Chief Economist, CareEdge, Rajani Sinha told ETV Bharat that India's GDP growth for FY25, as per First Advance Estimate (FAE), has been reported at 6.4%, broadly in line with our expectations.
"As expected, growth is estimated to pick up in the second half of the year to 7%, surpassing the 6% growth recorded in H1. The concerning aspect of the data is the moderation in investment growth to 6.4% in FY25 from 9% in the previous year," she added.
According to Sinha, government investment had moderated in H1 due to election-related uncertainties but was expected to pick up in the second half.

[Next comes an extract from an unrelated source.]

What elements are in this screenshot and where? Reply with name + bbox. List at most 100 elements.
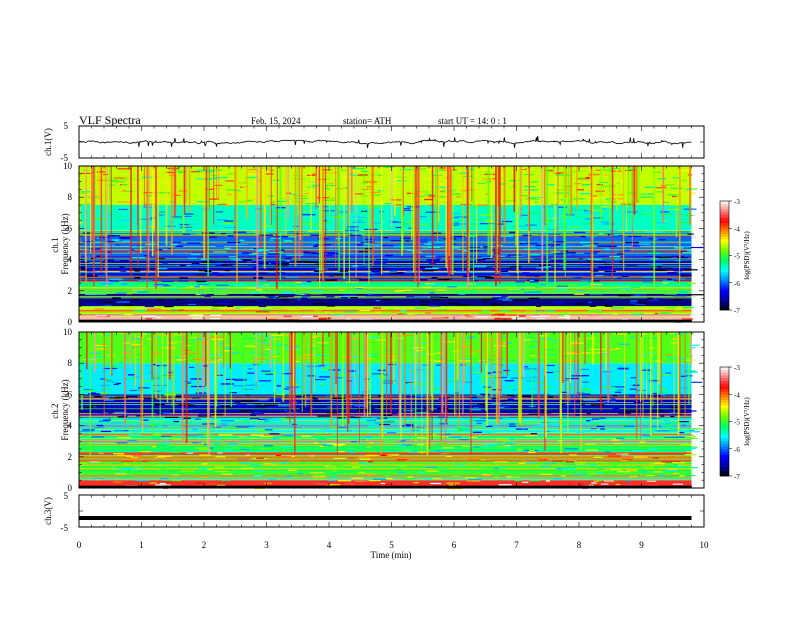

"However, the data is not showing a pick-up, with investment growth in H2 estimated to remain around the same as H1. This means private investment is also not picking up meaningfully. The positive aspect is that private consumption is estimated to show strong growth of 7.3% in FY25 compared to a feeble growth of 4% in FY24. Consumption growth is estimated to accelerate in H2 compared to H1. Healthy agri growth and likely moderation in food inflation should help boost consumption in the months to come. Sustained consumption growth will also help pull in private investment," she added.
She said going forward, for FY26, we expect real GDP growth at 6.7%. "The most important monitorable would be a more broad-based pick up in consumption demand, especially amid reports of slowing urban consumption. The other critical aspect would be a meaningful pickup in private investment in the coming quarters. Additionally, monitoring headwinds to growth emerging from external sources like trade policy uncertainty, volatility in global markets, and geopolitical risks would be crucial," she added.
According to Aditi Nayar, Chief Economist and Head - Research & Outreach, ICRA Limited, NSO’s (FAE) for India’s GDP and GVA growth of 6.4% each in FY2025, is slightly lower than our forecast of 6.5% each, led by mining, manufacturing, and services.
"The NSO has effectively implicitly pegged the growth in the GDP and GVA for H2 FY2025 at 6.7% and 6.6%, respectively, a mild 10-20 bps lower than our projections for the same. While the NSO’s implicit H2 FY2025 projections seem reasonable, some of the sectoral numbers could report higher growth prints in H2 FY2025, in our view. For instance, the growth rates for the mining, manufacturing and THTCS segments are likely to exceed the assumed rates, given the dissipation of the adverse impact of excess rains that impacted growth in Q2 FY2025, the anticipated uptick in rural demand, and favourable base effect in some segments, she added.
ICRA also believes that the GDP growth in FY2026 will be crucially influenced by global uncertainties as well as domestic uncertainties, amidst considerable base effects. Benefitting from an anticipated capex push in the upcoming Budget, we project GDP growth at 6.5% in FY2026, added Nayar.